4. Collaborate Across Departments
Every employee brings a unique skill set, perspective, and sphere of knowledge to their job. Due to this phenomena alone, you already have a diverse workforce that can help you solve problems very effectively. If your company is like most, you probably have very strong separation in place. What you need is an environment of free-flowing information between departments, groups, and business units.
To optimize innovation, you need to start sharing problems across normally disparate groups today. Try creating a “zone”. This would be a physical meeting place or virtual space like a message board where your employees from different areas can freely discuss and brainstorm around the business and technical problems they face. Encourage workers to earmark a small percentage of time every week for collaborating with others and helping them solve problems. You’ll find that by sharing these unique perspectives in one common “area,” innovation happens at a much faster pace than in organizational “silos”.

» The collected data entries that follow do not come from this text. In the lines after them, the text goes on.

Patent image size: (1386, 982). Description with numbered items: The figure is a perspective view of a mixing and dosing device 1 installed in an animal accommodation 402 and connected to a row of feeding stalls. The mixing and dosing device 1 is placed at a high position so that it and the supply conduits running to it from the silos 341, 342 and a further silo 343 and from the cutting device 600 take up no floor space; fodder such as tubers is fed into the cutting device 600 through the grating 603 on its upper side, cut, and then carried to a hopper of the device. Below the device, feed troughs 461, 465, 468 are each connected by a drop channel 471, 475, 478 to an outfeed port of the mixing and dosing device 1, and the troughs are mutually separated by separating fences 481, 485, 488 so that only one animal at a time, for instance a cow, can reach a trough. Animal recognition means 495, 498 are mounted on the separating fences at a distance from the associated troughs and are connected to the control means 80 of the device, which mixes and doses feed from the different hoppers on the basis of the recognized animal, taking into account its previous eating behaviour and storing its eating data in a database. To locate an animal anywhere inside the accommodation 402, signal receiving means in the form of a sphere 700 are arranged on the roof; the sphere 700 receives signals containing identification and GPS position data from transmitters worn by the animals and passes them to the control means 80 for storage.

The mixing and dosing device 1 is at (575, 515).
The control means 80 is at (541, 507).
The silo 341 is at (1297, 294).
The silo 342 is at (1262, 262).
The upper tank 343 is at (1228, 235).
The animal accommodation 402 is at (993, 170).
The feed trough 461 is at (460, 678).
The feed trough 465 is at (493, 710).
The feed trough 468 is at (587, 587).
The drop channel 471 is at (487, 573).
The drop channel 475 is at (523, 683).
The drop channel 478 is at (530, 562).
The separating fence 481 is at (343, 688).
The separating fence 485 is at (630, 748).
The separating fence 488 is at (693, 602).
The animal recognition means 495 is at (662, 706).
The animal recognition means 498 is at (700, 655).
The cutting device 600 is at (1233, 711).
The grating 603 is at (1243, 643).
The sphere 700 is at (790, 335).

An interesting study found that when searching for a job, employees tend to gravitate towards companies whose products or services closely align with their own personal interests and knowledge. This even held true if that meant taking a position that is slightly out of scope for them. For example, you might have a purchasing manager that came to work for your aeronautics firm because of a personal interest in flying. That means you probably have people that could contribute to efforts in other areas (and most likely want to). In fact, about half of American workers say they feel they could help solve problems in departments other than their own. The just aren’t encouraged to do so.
An executive that we spoke with said that she always thinks about her employee’s strengths, personalities, and areas of interest when building a collaborative project team. She tries to avoid placing folks with a similar educational background or work experience together. This helps to avoid “skill-overload” in a particular area, with the team lacking perspective or expertise in another. This same wisdom can be applied to solving virtually every problem your company faces. If you want to get the most depth out of your workforce, then encourage collaboration throughout different groups and departments. As more problems get solved, and employees begin to feel less compartmentalized, innovation will increase substantially.
5. Institute a Projects Program Inclusive of Employees
At the majority of companies today, project implementation and R&D are typically closed-loop processes guarded by project managers, product developers, or improvement professionals. Have you ever considered opening up these processes just a bit? Assign a liaison from another area, whose subject matter expertise aligns with the objective. Make sure that you allow them to set aside the time on their schedule each week. They will need to attend development meetings, perform research, and provide deliverables.
Of course, it is essential to know something about your employees’ backgrounds, special interests, and subject matter expertise. Many companies don’t track this information well. However, since you’re now collecting a stream of ideas and input from employees (See #1), you can simply allow contributors whose ideas get implemented to stay involved as the project Champion.
These five techniques to make your employees more innovative may seem too easy and too good to be true. That’s because conceptually they are very simplistic, but they are also effective. The devil is always in the details. It takes some time and planning to institute a process that encourages innovation but you’ll reap the rewards tenfold .
You can begin to create a culture of innovation at the frontline level by listening to employees, recognizing and rewarding creative and innovative ideas, getting executives engaged in sponsoring challenges, allowing employees to collaborate cross-functionally, and in encouraging frontline participation in projects based on their ideas.